How to Apply the B.L.E.S.S. Model to Your Life
- Bruce Mitchell

- Oct 17, 2022
- 4 min read

The B.L.E.S.S model stands for Begin with Prayer, Listen, Eat, Serve, and Share. It’s a simple but powerful methodology for supporting people who are going through tough times or facing significant life transitions. It’s also an excellent tool for anyone looking to make positive changes in their lives and relationships with others. We all need a helping hand sometimes, and being able to offer support to others is a beautiful thing; it helps us as much as it helps them! The B.L.E.S.S model gives us a clear and concise way to offer that support in a way that will be most helpful for the person we’re trying to assist:
Begin with Prayer
When all else fails, it’s always a good idea to start with prayer. Prayer can be a powerful way to connect with God and a great source of strength, courage, and guidance when we are facing a difficult situation or helping someone who is. Try to start any conversation with someone going through a tough time with prayer, praying that God will be with them and bring them the strength and comfort they need to get through what they’re going through. Keep in mind that prayer doesn’t have to be formal – you can pray with someone by simply holding their hand (if it feels natural to do so) and letting them know that you’re there for them and that you’re praying for them.
Listen
Sometimes we’re so focused on what we want to say next or what we think the other person needs that we don’t really listen to what they’re saying! Both the Bible and common sense tell us that people want to be heard. That’s often more helpful than trying to give advice or tell someone what they “should” do. Try to go into a conversation or help the situation with the mindset of “I want to hear what they have to say. I want to understand what they’re going through.” If you’re going to listen, you need to do it well. Here are some ideas: – Open up a conversation. Don’t try to jump right in with advice or a “solution” to someone’s problems; simply ask them to talk about what they’re going through. Ask them about what brought them to this point in their life. – Ask questions. Good questions can make all the difference in the world when you’re trying to support someone. – Don’t try to solve the problem. A common mistake people make when trying to help someone is trying to solve their problems for them. They rush in with advice and suggestions. “You should do this…” or “This is what worked for me when I was going through something similar!” – Let the person know you’re listening. Let them know you’re interested in what they have to say through your body language as well as your words. Make eye contact, nod your head, and ask questions to let them know you’re paying attention.

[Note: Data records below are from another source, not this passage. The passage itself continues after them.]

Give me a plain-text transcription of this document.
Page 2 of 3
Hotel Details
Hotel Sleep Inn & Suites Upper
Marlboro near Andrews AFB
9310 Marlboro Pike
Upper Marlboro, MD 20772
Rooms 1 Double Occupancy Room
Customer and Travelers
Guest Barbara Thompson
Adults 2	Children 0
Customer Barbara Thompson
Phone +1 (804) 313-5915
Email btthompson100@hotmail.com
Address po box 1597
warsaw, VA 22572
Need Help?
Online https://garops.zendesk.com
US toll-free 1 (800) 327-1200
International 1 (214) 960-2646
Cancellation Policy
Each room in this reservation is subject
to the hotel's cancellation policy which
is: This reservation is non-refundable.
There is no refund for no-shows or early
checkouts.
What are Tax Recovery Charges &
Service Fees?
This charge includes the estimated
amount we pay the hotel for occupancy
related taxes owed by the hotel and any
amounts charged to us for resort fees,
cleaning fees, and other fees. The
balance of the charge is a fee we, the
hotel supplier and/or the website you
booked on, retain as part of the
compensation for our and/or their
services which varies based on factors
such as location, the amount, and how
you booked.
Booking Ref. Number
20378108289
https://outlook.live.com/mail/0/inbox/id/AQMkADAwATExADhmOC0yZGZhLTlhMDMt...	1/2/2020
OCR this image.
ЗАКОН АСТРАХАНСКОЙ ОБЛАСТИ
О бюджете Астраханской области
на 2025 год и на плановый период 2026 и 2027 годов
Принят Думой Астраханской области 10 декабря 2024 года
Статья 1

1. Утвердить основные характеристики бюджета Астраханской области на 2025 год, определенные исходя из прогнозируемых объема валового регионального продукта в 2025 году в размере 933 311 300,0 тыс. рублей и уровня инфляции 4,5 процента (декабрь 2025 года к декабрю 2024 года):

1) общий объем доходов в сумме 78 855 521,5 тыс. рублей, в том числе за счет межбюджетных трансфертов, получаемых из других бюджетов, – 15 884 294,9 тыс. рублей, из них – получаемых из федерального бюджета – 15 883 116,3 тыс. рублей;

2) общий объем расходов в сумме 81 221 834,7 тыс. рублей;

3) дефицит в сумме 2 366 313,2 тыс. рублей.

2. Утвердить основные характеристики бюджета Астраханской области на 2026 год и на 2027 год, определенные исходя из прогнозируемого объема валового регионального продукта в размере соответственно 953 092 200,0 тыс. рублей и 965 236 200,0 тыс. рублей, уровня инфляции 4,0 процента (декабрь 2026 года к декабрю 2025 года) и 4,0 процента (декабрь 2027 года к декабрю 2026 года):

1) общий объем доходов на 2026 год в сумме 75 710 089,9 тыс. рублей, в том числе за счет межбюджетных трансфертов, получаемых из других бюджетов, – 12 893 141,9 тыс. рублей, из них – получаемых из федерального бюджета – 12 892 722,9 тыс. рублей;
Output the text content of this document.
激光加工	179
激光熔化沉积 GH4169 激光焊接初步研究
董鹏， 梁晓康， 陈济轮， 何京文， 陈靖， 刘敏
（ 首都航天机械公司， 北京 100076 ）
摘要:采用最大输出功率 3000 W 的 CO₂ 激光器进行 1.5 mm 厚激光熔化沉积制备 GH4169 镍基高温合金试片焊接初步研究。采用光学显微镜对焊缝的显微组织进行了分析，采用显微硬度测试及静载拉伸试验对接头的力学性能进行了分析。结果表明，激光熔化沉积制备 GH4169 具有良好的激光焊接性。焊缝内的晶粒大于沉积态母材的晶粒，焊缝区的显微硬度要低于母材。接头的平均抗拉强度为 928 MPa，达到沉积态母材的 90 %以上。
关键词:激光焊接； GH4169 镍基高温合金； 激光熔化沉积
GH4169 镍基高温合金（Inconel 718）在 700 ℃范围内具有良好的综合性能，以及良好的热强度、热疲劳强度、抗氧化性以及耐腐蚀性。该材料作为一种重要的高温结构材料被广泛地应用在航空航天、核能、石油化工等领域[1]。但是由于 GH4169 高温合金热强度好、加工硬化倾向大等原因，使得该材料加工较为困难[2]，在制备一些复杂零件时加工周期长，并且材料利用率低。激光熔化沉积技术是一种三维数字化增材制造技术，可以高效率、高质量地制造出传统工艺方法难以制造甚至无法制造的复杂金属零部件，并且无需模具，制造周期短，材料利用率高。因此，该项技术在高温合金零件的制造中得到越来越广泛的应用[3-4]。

Eat (Share a meal or coffee)
While the Bible doesn’t mention food specifically, it does tell us that “a meal shared between friends is like a good start on a friendship.” Eating or drinking together can be an excellent way to build and strengthen relationships and is often an integral part of many cultures and religious ceremonies. If you’re trying to help someone who is going through a difficult time, there are many benefits to sharing a meal with them. First, it’s an excellent way to show that you care and that you’re there for them. Second, it shows that you are willing to invest time and effort in helping them. Lastly, it allows you to get to know the person better and to open up a conversation that might not occur if you simply went to the person’s house and tried to help them there.
Serve
One of the best ways to support someone going through a difficult time is to serve them and do things for them. This doesn’t have to be a huge project; it can be something as simple as letting the person know that you’d be willing to pick up their groceries if they like. What does serving look like in real life? Let’s say your friend has a newborn and is at their wits’ end. What does serving look like there? – Bring meals: Your friend is probably getting very little time to eat (if at all), so make sure to bring them meals (and lots of snacks). – Do some cleaning or laundry. You can’t make the mess go away, but you can help your friend out with the cleaning up. – Offer to take the other children for a walk, out to the park, or a friend’s house for a bit. – Go to the store and pick up some essentials your friend might need (and probably forgot about or ran out of).
Share
What can you share with someone who is going through a difficult time? What’s your story? What advice do you have that might help the person you’re trying to help? You don’t have to have a specific “story” to share, but if you do, it can be a great way to connect with the person you’re trying to help. What are your “secrets” or “tricks of the trade” that have helped you get through tough times in your life? Perhaps there is a Bible verse you’d like to share with the person you’re trying to help.
Summing up
Whether you’re helping someone who is going through a difficult time, dealing with an upcoming life transition, or simply want to make some positive changes in your life, the B.L.E.S.S model can be a great tool. Start with prayer and listening to the person you’re trying to help or yourself. Eat or drink together, serve the person in some way, and finally, share your story and any advice or knowledge you have that might help the other person or yourself. In any situation, the B.L.E.S.S model can help you navigate the waters and help make things a little easier for everyone involved.